富山県には、出棺の際、棺に結びつけた白いさらしの布の端を遺族が持って引く風習があります。これは、もともと野辺送りの葬列で行われていた「善の綱(ぜんのつな)」と呼ばれるしきたりでした。「善の綱」とは、故人を善処に導く綱という意味で、藤原道長の日記『御堂関白記』にある、「来迎仏(らいごぶつ)の手から5色の糸が垂れ、道長の手に結ばれる」という記述が由来となっているそうです。

遺族は火葬場へ白装束で行く

富山県の呉西地区では、喪主と親族が白装束を身に着けて火葬場に向かう風習があります。喪服は「黒」が一般的ですから白装束には違和感があるかもしれませんが、古来の日本では、もともと「白」が喪服の色でした。喪服の色が変わったのは、西洋の喪の色であった「黒」を真似た明治時代のことです。それでも「黒」の喪服が一般に浸透するまでにはずいぶん時間がかかったといいます。そう考えれば、遺族が白装束で故人と最後のお別れをするこの風習にも納得がいきます。

「死花花」を飾る

富山県では、お葬式の祭壇に「死花花(しかばな)」を飾るのが一般的です。
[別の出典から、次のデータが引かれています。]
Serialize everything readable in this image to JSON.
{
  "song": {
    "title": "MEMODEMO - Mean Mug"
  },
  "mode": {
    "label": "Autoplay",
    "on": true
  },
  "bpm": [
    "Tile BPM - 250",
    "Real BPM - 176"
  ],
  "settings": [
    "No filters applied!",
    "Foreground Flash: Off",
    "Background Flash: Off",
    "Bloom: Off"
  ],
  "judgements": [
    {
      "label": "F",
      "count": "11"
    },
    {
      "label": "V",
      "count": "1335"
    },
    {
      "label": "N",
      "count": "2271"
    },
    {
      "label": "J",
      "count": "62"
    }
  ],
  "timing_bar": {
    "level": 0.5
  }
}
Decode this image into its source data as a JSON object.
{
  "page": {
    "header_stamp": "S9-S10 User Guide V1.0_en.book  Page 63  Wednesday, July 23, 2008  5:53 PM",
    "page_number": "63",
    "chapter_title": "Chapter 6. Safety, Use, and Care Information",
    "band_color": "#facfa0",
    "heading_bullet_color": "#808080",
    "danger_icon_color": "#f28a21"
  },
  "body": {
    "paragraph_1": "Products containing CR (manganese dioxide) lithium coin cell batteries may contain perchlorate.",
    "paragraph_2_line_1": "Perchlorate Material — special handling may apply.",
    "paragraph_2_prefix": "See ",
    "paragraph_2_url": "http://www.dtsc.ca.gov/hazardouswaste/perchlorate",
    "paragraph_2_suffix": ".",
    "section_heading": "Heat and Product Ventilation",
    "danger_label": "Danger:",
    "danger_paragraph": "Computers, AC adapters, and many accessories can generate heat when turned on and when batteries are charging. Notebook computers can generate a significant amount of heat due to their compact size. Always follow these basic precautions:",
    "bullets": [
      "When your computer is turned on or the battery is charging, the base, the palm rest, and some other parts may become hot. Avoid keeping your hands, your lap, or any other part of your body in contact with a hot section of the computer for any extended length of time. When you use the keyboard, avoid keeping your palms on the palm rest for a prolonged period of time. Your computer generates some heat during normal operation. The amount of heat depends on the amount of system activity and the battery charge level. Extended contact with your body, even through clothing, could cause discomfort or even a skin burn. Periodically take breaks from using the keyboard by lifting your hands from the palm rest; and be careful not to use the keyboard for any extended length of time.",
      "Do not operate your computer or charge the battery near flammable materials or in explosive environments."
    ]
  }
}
「死花花」は、「四華花」や「死華花」とも書かれます。「死花花」は、白い紙に細かく横に切れ目を入れて、細い棒に巻きつけたもので、かつては葬列で遺族が持ちました。仏陀が涅槃に入る際、沙羅双樹の花が白く変わって散り、仏陀の遺体を覆い尽くしたという故事に由来しており、死花花を飾るのは、故人が涅槃に入ったことの表れともいわれています。